1) I was wondering if you guys could help explain the differences between bonds: Muni, Treasury, High Yield, Investment Grade and also Senior, Mezzanine, Junk etc. Also besides the general terminology behind each one, I am having trouble figuring out when/how/why these are used and in what context. So lets say a company wants to raise debt, why would they issue municipal bonds over treasury notes or something of this nature?
2) Also, why would a company issue senior notes instead of high yield etc. When a company issues these notes, what role does the underwriter play in this and how does this affect them and their business? I never really understood what exactly happens to the bank that underwrites the debt for a company that needs to issue it. How does the underwriter make money, and is there a liability from doing this?
3) What does it mean for bonds to be "Asset backed" or "revenue backed'? So if the issuer defaults on this note, does the borrower obtain the asset that is backed behind these notes? Maybe someone could help clarify what exactly this means, where this asset is coming from, how it relates to our company at hand, and also along with #2, what role does the issuer play in an asset backed security? Are all bonds backed by something?
Sorry for all the questions. I tried to do a lot of research on this but before I dig into this topic more, I figured I need to know the basics first and I hope WSO can help me out a little bit. Do you guys think Fixed Income questions that root from some of the topics above come up in banking interviews, or is that more capital markets/lev fin/S&T-type interview stuff? Thanks guys
You could google a lot of this, so I'll only give a brief run down of what little I know.
1) Muni = municipal (i.e. city of nyc water) Treasury = US gov't (federal), lowest interest paying bonds (typically) due to their perceived safety/liquidity HY = bonds typically rated by CRAs (moodys, fitch, s&p) with lower than BBB (have higher spreads) Investment grade = high quality companies as determined by CRAs (not always trustworthy) and have tight spread to treasuries
2) Issue bonds according to seniority according to lender standards (may be off on this), and is in accordance/can be found (the terms) in the bond's covenant. Seniority means they get priority to assets in case of bankruptcy/restructuring/liquidation. And yes, make money on the spread.

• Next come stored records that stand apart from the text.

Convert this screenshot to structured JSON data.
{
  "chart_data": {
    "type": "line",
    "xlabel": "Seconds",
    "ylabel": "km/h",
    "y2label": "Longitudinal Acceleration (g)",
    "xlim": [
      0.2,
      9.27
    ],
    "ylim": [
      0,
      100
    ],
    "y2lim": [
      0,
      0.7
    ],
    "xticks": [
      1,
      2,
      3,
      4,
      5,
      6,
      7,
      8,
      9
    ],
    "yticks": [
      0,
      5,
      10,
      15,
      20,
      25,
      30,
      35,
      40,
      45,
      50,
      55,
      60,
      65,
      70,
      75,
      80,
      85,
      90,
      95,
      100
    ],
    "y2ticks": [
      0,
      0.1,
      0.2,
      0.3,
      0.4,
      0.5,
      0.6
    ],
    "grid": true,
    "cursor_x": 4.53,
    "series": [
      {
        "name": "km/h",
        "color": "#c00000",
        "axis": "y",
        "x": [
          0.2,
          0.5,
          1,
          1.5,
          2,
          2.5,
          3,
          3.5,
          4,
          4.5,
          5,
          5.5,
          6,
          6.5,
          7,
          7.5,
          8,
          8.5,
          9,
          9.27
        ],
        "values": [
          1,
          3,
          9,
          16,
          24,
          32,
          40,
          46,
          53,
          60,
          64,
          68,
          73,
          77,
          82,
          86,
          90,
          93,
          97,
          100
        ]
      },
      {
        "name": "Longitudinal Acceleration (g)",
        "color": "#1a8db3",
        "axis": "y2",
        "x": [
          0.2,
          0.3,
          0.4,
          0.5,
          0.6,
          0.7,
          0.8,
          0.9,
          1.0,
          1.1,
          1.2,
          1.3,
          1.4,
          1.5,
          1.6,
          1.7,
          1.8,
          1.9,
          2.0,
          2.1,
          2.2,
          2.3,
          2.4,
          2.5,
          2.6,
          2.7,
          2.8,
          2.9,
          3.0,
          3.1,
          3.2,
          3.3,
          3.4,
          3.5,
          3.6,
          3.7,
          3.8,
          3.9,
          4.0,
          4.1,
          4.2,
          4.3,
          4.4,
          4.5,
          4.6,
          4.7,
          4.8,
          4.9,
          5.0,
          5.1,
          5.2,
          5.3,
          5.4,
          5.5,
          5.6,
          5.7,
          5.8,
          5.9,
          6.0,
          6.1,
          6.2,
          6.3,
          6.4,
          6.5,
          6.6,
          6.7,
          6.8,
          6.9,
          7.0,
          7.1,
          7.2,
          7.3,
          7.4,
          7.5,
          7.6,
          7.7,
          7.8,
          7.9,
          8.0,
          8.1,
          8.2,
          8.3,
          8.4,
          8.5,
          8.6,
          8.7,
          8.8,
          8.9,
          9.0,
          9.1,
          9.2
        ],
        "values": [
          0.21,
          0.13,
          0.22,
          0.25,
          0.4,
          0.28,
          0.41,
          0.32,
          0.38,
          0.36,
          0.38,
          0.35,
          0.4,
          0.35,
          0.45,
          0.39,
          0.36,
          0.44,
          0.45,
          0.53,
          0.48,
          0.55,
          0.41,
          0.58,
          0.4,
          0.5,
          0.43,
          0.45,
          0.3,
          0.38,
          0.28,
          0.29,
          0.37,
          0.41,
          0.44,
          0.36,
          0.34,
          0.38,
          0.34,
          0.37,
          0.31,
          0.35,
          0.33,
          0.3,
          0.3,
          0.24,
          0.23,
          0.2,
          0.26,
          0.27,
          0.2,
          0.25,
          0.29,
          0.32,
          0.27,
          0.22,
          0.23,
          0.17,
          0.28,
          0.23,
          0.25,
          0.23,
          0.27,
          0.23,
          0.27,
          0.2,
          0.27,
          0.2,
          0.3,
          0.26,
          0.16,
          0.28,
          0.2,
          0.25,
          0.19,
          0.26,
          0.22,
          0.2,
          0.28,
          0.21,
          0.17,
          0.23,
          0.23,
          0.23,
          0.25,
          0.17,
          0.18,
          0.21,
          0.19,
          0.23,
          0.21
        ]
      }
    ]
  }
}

3) You should know about ABS (with their cause of 08 and all), but are essentially a group of (e.g.) mortgages packaged together to pay out coupons from the diversified pool. ABS are backed by a specific pool (i.e. they are independent of the issuer's credit quality). Saying basically, if ford goes belly up, the ABS backed by some auto loans won't become worthless since it is already designated a pool of assets.
Read Fabozzi Fixed income book, should help out a little.